On these occasions the usual diplomatic games would be played, with the visitor being wined and dined and encouraged to talk about his homeland, its concerns and
ambitions, as well as the lands and cities he had visited and the dress, customs, and achievements of the people he had met on his epic journey from Hibernia. The majority of his listeners would have no interest in the matters he described, but his lightest word would be examined for content of a commercial or military nature by the merchant princes and the generals who were present, while at the same time he would be trying to extract the same kind of information from his hosts. In this game neither party was expected to tell the truth, but due allowances were made for the obvious fabrications and misdirections, just as a high level of exaggeration in the related exploits was accepted for no other reason than that it made the tales more entertaining.
As a visitor Brian was popular as a teller of tales but disappointing as a source of commercial and military intelligence.
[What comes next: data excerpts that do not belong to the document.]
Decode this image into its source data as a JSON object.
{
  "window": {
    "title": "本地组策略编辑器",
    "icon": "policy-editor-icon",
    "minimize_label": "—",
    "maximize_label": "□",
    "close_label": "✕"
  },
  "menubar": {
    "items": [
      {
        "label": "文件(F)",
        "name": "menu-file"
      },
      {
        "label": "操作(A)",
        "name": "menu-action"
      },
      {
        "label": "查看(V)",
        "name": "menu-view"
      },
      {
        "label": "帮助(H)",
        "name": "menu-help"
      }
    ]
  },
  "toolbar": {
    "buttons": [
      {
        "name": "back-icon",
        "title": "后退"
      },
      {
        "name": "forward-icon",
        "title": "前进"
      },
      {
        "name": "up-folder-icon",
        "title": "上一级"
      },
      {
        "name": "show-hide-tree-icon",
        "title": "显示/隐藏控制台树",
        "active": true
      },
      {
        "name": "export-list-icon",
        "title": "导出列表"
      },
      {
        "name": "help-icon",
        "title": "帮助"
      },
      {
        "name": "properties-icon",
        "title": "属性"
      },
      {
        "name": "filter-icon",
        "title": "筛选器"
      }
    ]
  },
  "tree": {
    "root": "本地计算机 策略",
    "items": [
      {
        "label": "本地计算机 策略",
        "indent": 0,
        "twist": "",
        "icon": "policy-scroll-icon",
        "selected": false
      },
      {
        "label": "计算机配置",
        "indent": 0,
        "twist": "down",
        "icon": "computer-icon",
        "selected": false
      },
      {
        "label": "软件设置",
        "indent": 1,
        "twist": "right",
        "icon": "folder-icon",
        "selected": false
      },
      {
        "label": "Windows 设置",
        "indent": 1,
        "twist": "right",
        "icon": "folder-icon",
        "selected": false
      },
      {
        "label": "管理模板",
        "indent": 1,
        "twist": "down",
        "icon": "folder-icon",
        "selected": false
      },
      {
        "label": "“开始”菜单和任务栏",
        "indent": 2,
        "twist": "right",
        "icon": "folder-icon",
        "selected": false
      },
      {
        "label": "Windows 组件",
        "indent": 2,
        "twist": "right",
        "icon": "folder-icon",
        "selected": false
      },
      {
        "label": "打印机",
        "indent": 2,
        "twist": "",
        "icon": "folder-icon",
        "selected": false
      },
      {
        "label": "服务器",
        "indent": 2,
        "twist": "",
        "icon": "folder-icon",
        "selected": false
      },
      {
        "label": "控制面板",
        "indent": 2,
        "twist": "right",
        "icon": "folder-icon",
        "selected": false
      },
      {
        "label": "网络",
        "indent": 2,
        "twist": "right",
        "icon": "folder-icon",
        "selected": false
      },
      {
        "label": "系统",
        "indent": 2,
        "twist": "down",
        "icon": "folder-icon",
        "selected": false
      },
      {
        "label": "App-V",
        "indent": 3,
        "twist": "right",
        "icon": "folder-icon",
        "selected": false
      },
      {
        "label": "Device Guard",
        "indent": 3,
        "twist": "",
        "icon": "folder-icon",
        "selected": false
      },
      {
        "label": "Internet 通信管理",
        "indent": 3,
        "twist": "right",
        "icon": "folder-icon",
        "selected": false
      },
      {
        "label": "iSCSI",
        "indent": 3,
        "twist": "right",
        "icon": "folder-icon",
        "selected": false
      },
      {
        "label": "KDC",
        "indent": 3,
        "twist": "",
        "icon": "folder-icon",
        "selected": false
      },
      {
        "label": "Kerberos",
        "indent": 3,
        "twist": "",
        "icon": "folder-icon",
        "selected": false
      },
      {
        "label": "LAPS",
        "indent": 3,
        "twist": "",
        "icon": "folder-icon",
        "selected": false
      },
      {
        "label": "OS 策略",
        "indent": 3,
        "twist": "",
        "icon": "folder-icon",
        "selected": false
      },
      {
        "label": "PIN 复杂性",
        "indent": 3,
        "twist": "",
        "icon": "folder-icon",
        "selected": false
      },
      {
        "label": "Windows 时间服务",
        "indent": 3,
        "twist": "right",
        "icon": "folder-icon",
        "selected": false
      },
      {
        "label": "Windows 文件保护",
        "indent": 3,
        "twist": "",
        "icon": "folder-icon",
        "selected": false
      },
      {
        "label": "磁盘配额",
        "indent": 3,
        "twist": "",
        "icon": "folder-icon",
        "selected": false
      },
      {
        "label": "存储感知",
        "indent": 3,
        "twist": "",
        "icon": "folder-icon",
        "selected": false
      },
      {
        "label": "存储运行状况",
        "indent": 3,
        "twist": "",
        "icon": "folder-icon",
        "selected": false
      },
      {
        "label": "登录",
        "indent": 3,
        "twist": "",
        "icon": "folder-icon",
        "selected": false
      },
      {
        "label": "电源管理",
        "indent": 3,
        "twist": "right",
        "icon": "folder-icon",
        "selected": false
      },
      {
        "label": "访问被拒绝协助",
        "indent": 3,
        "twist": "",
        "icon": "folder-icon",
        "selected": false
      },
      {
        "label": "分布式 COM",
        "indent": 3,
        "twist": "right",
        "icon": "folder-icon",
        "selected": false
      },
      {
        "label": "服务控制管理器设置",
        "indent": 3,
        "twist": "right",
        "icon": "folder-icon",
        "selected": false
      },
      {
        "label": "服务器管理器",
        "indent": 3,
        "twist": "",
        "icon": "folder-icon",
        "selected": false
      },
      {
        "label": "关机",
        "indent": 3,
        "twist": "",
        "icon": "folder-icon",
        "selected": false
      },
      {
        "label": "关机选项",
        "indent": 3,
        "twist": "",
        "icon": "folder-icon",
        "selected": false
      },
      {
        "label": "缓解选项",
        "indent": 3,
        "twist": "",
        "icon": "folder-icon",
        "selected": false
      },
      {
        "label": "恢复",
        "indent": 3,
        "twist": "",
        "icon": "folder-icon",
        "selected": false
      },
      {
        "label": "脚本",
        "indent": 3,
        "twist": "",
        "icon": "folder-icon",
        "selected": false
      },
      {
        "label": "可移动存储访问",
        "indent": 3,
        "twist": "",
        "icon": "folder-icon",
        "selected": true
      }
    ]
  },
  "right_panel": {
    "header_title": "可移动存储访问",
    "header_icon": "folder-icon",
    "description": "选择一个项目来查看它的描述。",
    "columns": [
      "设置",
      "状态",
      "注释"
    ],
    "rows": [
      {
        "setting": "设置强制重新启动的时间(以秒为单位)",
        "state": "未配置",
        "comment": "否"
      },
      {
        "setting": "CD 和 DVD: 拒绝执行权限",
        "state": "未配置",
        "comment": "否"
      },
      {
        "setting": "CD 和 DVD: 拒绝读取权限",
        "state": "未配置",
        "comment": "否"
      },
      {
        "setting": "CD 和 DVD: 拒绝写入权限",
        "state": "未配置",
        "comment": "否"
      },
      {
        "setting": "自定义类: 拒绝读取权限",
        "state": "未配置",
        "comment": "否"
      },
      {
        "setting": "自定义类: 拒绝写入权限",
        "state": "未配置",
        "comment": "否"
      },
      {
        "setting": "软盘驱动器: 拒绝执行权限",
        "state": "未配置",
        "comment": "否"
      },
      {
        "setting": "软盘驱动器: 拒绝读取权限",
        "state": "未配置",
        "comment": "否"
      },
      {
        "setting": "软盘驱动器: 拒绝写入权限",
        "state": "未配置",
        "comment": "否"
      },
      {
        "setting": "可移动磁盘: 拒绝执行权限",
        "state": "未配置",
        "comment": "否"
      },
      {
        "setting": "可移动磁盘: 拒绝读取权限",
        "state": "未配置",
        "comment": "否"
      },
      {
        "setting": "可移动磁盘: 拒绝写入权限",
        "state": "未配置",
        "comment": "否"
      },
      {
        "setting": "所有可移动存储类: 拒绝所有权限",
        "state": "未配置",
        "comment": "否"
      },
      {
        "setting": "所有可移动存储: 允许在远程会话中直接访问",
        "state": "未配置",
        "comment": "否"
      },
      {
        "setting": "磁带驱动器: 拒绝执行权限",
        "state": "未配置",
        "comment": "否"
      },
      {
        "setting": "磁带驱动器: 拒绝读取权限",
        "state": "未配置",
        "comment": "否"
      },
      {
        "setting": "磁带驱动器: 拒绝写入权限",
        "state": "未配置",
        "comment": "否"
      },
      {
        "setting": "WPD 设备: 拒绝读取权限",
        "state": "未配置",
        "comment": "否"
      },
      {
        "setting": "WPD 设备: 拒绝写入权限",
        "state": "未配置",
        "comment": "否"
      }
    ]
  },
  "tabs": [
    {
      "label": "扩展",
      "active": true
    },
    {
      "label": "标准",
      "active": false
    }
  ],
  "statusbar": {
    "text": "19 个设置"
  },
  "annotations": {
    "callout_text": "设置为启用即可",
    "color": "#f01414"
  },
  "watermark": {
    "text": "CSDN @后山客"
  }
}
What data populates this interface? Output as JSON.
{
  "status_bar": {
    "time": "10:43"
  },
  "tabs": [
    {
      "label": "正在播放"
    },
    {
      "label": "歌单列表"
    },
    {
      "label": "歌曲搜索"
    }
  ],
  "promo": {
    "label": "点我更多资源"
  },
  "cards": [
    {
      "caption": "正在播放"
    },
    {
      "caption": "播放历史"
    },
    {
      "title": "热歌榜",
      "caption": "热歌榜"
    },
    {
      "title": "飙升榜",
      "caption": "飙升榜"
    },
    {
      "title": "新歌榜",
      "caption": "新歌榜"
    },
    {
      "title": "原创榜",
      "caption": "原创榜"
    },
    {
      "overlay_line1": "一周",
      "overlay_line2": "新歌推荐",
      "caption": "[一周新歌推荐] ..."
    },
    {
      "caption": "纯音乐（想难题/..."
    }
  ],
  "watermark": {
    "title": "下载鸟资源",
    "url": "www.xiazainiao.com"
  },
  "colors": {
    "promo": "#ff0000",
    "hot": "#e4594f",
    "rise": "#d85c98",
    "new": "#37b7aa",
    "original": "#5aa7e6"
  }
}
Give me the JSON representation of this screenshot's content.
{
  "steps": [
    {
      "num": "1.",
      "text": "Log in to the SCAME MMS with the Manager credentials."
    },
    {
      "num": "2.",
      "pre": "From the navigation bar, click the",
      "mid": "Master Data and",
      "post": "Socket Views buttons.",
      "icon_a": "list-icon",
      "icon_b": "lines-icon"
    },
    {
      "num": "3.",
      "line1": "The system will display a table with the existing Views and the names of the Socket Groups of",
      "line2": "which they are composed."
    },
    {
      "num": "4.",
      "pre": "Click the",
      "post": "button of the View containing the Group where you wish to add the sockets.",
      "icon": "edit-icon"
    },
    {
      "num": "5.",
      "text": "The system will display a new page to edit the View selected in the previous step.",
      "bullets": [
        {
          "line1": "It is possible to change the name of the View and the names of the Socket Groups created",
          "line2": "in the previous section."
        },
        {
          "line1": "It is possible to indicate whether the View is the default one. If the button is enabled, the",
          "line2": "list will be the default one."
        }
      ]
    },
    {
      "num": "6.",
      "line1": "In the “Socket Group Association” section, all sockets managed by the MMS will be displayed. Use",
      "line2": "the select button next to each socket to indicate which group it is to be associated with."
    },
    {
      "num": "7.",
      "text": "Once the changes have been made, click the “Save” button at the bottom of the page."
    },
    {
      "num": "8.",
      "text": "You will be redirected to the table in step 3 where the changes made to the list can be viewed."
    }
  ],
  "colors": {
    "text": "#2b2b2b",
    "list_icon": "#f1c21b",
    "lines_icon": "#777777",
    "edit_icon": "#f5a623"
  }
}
Whenever he had imbibed too freely of the dark and deceptively potent wines of Egypt and Gaul, which was nearly every evening, he would relate shocking and highly scandalous gossip concerning the unrecorded activities of the rulers and the other highborn of the courts and palaces he had visited-tales of a kind which, had they been told of the person or family of the local ruler, would have cost the teller his head.
But from Brian they never seemed to learn anything useful, anything that was not already known, because he did not seem to know or display other than the polite curiosity that was required by good manners about matters that they themselves considered important. And the reason given for this large area of ignorance in an otherwise intelligent and cultured person was that Brian professed himself to be a seeker after knowledge for its own sake who had no interest in the coarser pursuits of martial conquest and the acquisition of wealth. Although there had been many occasions when the ladies of a court would have been pleased to broaden his education, he seemed to have only three abiding interests: the sampling to excess of the local wines; consorting with others of a similar turn of mind to his own; and browsing in the greatest libraries of the known world where he was most likely to find these intelligent and impractical people, people who unknowingly had much practical knowledge that they were unaware of giving, away… .. As you will already have observed," Brian went on, raising a deprecating eyebrow at Sean, "I am such a simple, friendly, outgoing man that not one of the jaded sophisticates of the many courts I have visited ever suspected that I was better at playing their games than they were themselves."